Indígenas protestam contra lei que inviabiliza educação presencial nas aldeias do Pará

Cerca de 300 ocupam Secretaria Estadual de Educação em oposição à política que privilegiaria ensino à distância

Agência Pública [editores@diarinho.com.br]

Por Alan Bordallo | Edição: Giovana Girardi

Uma lei aprovada no fim do ano passado no Pará está gerando intensos protestos de lideranças indígenas de diferentes etnias e regiões do estado. Eles acusam o governo de desmantelar o sistema de educação indígena.

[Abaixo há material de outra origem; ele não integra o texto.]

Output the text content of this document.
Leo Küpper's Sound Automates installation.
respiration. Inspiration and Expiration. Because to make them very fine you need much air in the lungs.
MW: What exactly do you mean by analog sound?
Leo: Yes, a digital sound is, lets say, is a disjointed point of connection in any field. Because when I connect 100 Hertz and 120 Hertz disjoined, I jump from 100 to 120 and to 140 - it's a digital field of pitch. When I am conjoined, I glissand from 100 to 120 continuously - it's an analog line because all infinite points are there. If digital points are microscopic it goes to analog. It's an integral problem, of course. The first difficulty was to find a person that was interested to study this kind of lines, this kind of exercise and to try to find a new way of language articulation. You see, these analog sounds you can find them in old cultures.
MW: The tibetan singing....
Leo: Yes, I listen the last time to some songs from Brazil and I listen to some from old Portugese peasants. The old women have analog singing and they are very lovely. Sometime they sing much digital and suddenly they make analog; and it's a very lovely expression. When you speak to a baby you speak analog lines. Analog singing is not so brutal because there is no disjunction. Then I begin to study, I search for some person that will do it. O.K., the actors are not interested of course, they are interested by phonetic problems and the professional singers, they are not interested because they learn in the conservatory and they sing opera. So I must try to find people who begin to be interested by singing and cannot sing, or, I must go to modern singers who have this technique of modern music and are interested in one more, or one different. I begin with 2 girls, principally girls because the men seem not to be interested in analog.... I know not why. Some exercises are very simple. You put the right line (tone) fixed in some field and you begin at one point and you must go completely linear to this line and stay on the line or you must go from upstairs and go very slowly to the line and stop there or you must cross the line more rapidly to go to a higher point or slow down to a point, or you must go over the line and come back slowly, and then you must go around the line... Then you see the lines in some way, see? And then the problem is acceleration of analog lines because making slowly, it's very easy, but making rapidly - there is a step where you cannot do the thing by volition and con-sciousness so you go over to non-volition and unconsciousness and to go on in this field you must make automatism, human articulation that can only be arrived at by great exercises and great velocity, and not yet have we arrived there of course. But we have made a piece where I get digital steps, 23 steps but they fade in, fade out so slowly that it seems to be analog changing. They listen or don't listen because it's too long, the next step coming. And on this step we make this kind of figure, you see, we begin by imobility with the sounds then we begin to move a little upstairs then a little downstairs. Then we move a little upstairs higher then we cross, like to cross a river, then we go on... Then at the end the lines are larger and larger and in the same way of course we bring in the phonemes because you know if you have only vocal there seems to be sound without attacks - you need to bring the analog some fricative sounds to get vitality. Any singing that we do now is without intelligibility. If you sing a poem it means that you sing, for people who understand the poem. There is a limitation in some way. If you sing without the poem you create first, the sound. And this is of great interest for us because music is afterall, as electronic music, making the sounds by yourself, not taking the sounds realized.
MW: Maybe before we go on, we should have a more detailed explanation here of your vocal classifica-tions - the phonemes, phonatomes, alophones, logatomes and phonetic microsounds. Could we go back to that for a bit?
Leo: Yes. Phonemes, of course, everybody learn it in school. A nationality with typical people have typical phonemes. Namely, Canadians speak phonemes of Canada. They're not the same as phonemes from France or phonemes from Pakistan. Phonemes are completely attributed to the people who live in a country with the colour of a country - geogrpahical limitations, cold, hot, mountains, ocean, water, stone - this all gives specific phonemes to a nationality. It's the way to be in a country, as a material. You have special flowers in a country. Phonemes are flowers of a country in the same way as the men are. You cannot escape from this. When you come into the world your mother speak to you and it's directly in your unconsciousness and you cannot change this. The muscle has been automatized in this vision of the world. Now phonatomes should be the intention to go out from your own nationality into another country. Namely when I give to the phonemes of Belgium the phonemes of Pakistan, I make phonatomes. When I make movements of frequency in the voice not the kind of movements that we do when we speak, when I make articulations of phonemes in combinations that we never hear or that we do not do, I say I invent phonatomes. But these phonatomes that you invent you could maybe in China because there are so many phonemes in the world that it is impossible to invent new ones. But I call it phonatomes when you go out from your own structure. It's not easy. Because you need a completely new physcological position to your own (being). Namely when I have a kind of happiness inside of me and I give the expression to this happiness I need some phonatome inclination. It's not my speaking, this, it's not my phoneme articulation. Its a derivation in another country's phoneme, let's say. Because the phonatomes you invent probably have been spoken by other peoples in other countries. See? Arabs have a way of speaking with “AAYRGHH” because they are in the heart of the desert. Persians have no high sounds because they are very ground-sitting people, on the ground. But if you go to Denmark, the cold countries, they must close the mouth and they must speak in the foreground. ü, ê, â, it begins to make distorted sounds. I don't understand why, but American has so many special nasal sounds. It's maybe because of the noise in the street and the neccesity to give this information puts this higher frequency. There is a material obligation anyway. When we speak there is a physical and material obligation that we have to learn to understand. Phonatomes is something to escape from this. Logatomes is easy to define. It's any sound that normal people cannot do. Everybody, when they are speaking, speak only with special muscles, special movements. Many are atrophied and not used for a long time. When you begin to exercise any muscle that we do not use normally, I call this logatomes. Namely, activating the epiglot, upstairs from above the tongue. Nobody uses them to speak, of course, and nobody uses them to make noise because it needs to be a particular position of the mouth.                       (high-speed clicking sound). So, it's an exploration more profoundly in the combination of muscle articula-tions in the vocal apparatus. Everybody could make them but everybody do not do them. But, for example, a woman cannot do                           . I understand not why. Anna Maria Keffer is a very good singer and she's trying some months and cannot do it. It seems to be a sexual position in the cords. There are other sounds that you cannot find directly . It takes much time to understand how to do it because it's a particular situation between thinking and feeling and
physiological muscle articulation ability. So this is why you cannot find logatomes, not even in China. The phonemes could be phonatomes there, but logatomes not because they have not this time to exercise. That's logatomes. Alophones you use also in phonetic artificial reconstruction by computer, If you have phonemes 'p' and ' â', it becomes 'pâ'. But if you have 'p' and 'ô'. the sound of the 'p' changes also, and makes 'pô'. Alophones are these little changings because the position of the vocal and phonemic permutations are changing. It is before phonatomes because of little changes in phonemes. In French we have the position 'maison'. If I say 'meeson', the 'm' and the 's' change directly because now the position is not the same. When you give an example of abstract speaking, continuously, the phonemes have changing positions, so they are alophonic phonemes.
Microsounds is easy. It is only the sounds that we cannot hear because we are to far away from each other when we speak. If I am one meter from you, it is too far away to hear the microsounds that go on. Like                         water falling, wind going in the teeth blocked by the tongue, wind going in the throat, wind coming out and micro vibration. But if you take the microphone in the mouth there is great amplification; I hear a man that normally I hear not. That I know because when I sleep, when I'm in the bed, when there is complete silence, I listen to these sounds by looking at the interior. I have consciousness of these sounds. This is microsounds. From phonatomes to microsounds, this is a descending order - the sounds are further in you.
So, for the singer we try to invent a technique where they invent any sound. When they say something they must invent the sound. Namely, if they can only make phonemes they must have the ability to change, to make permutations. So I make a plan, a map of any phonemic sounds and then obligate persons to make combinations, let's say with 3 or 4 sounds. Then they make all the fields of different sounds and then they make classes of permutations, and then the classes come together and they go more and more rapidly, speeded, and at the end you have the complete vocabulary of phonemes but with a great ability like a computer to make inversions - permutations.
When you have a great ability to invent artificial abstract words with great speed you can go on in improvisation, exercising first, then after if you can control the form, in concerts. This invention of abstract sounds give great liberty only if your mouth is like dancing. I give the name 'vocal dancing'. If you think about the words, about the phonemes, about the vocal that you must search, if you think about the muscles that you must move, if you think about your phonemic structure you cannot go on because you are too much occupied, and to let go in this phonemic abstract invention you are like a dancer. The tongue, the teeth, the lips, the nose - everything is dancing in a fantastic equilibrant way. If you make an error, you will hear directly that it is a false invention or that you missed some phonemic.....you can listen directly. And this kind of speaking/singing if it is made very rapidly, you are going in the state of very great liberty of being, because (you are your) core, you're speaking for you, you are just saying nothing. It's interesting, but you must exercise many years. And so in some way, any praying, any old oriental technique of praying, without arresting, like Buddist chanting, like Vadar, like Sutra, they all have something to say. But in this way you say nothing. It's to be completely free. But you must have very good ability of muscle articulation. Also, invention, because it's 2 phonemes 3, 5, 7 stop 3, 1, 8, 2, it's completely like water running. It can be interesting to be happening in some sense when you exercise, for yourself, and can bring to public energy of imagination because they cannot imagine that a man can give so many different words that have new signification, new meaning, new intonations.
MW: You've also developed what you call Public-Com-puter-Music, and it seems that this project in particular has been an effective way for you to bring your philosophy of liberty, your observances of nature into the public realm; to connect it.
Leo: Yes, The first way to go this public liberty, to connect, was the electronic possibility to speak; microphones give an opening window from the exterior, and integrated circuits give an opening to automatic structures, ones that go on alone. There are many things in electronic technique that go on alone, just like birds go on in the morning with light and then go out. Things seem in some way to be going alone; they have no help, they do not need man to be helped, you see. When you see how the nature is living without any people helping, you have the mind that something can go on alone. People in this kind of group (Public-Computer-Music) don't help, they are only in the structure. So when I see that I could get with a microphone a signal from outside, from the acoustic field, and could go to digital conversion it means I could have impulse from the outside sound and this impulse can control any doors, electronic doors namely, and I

Os manifestantes ocupam, desde terça-feira (14), a sede da Secretaria de Estado de Educação (Seduc), em Belém, pedindo a revogação imediata da Lei 10.820/2024. 



A Polícia Militar foi acionada para tentar dispersar os manifestantes, cortou energia e água do prédio, jogou spray de pimenta nos banheiros e impediu a entrada da imprensa, de representantes do Ministério Público Federal (MPF) e da Ordem dos Advogados do Brasil (OAB), mas os indígenas continuam no local, depois de forçarem o portão e ocuparem as estruturas da Seduc. 

Barreira de policiais em frente à secretaria de educação do Pará
Polícia tenta dispersar protesto indígena na Secretaria de Educação do Pará, mas ocupação persiste (Foto: Raimundo Paccó/Agência Pública)

Há cerca de 300 indígenas no local, incluindo caciques das etnias Munduruku, Wai Wai, Tembé, Arapiun e Tupinambá, que afirmam representar os mais de 55 povos indígenas presentes no território paraense.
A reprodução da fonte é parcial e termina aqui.